Ubiqu+Ity: a web service that lets researchers tag and explore their own text files using a dictionary of linguistic patterns named DocuScope.

A video demonstration of Serendip+Ity, a literary visualization tool, submitted along with our first publication attempt in 2013.

Serendip+Ity

August 2012 - April 2013

with Eric Alexander, Michael Gleicher, and Robin Valenza

Serendip+Ity is a web app which enables the visual exploration of large text corpora. Using topic models and other metadata, it lets researchers investigate language usage patterns, at multiple levels of abstraction, across thousands of texts.
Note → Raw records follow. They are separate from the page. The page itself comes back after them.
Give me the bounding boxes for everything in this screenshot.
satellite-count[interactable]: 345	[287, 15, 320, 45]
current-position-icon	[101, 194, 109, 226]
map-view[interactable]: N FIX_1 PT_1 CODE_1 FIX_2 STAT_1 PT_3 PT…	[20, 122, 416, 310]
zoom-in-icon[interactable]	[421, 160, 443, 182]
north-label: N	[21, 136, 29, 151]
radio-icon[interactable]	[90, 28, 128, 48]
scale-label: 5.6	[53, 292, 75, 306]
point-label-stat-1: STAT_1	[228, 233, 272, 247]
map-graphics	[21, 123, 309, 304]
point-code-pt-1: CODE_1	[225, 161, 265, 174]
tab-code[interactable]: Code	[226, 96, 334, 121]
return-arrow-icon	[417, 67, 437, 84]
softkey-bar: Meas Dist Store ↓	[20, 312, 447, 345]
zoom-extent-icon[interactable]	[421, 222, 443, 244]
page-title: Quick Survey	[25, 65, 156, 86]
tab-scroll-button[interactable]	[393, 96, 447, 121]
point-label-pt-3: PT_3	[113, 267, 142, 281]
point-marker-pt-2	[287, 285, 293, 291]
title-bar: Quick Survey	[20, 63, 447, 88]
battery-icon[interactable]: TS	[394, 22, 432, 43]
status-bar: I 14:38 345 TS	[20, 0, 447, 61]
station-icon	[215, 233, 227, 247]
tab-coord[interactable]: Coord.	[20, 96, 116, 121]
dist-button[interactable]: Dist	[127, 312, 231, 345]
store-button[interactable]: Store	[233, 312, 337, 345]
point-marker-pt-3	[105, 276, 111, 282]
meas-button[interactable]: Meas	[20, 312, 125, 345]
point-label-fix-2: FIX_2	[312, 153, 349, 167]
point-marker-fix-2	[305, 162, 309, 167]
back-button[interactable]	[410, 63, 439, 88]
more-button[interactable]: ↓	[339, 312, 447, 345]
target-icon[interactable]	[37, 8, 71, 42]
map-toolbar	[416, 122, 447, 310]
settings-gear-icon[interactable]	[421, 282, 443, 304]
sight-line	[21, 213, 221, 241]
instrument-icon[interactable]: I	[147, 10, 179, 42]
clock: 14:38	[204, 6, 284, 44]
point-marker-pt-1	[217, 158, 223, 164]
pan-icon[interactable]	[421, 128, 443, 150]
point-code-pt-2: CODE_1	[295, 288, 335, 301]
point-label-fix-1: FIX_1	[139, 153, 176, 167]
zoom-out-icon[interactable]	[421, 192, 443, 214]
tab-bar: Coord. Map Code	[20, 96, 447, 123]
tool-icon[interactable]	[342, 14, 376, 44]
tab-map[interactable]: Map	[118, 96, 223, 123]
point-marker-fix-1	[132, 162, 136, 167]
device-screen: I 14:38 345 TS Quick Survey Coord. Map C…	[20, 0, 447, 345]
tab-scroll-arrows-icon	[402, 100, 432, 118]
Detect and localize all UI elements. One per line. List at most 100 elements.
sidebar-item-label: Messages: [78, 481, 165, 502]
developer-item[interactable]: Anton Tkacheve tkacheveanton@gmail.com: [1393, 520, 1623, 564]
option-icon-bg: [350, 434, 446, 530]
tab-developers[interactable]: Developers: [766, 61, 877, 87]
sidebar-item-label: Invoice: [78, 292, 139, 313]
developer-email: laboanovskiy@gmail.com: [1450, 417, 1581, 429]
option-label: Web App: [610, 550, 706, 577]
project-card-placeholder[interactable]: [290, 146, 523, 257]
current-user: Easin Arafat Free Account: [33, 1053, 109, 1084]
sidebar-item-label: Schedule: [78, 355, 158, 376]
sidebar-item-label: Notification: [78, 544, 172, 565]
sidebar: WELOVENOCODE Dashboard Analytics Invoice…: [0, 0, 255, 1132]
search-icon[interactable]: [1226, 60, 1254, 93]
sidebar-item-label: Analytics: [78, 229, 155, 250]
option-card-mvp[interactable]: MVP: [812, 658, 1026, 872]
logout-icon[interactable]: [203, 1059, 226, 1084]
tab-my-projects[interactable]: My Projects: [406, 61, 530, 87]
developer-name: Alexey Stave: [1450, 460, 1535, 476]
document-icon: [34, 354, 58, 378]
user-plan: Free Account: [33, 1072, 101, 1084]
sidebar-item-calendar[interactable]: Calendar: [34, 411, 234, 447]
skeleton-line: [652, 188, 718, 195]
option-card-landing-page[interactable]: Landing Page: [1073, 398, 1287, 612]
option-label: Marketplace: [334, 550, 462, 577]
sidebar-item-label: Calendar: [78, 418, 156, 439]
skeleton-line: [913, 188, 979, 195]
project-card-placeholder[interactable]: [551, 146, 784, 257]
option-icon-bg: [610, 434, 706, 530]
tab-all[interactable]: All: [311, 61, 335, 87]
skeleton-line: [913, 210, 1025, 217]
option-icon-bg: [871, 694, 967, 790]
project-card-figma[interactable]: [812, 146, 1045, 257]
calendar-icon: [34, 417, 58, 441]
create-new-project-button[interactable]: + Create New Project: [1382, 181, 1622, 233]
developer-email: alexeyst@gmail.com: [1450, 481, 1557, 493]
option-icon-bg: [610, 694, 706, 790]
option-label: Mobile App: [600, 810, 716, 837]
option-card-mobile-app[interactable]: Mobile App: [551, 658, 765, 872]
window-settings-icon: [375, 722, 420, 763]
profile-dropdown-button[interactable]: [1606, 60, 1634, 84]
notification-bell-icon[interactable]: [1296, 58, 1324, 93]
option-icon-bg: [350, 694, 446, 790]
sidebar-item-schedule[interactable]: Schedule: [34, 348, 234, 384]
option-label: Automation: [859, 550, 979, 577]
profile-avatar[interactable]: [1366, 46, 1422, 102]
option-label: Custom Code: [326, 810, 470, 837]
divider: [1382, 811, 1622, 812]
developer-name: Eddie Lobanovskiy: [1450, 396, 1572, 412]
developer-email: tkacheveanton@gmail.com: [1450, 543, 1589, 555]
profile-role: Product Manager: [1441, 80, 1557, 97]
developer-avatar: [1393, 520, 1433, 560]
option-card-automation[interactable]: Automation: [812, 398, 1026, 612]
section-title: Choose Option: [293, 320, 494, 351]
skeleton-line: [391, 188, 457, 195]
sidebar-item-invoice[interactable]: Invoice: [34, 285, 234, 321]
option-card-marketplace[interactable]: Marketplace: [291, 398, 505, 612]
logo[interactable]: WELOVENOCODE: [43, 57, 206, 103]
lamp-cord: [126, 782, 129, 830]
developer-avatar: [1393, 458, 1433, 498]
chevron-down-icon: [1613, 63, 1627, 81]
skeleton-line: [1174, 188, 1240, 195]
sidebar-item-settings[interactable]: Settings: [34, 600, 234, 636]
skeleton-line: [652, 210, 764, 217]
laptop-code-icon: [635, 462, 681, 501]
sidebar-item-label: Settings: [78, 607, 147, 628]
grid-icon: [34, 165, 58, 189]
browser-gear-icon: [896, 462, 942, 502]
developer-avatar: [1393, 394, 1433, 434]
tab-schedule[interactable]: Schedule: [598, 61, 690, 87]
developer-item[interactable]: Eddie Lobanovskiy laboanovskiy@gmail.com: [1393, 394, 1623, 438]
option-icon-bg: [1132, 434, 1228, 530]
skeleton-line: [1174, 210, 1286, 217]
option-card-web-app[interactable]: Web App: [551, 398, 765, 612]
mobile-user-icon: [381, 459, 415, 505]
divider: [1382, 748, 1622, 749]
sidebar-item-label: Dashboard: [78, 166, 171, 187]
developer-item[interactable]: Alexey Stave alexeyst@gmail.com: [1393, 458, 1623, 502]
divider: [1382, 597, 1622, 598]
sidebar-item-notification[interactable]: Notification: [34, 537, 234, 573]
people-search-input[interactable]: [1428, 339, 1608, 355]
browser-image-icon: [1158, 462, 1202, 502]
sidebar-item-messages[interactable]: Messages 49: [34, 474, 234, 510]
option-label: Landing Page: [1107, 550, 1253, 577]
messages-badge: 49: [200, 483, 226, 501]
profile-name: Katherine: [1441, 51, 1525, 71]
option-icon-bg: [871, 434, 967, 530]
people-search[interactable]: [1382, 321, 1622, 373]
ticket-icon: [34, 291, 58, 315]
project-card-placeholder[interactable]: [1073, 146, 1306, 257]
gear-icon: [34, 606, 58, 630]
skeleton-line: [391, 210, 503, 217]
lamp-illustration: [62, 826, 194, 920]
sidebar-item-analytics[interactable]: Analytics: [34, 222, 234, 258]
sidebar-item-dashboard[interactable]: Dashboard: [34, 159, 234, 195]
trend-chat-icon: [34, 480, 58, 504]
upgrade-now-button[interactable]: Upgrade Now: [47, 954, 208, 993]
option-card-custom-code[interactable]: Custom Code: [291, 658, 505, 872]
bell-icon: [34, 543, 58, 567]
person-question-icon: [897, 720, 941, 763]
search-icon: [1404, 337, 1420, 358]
The new visualization techniques and statistical methods implemented in Serendip+Ity help literary scholars efficiently analyze multiple data sources at scale. We accomplish this by providing customizable summary controls and by creating visual links between views, making it possible to track corpus-level trends down to individual passages.

VAST 2014 Publication

In addition to front and back-end development, I also supported our publication efforts through the creation of graphics and a video demonstration for our VAST 2013 submission.

After leaving the Visual Computing Laboratory for grad school, findings from an updated version of Serendip+Ity were presented at the VAST 2014 conference.

E. Alexander, J. Kohlmann, R. Valenza, M. Witmore, and M. Gleicher. Serendip: Topic model-driven visual exploration of text corpora. In Proc. IEEE Conference on Visual Analytics Science and Technology, 2014.

Images of the Serendip+Ity interface from our VAST 2014 publication, courtesy of Eric Alexander. From top to bottom: CorpusViewer, TextViewer, and RankViewer.

Ubiqu+Ity

Our work on Serendip+Ity led to a library of Python modules for normalizing, tagging, and formatting texts with a level of customization required to build our visualizations. We reused this library to create Ubiqu+Ity, a web service that lets researchers upload texts for tagging with a dictionary of linguistic patterns named DocuScope.

Our goal with Ubiqu+Ity was to let researchers tag texts with DocuScope without needing the dictionary or the tools required to apply it. We also wanted the output to function without an Internet connection. Hence, we built a web service which delivers each of the tagged texts as a self-contained HTML file, containing the data and application itself.

See also: the Ubiqu+Ity home page, where you can use the service, and the source code on GitHub.

The Ubiqu+Ity system architecture. The web interface acts as a front end to a Python-based task queue powered by Celery.

The Ubiqu+Ity home page, which explains the tool and allows researchers to upload their own texts for processing.

The self-contained TextViewer developed for Ubiqu+Ity. Each text file uploaded to the service is output as a self-contained HTML file, containing the web app and the underlying data.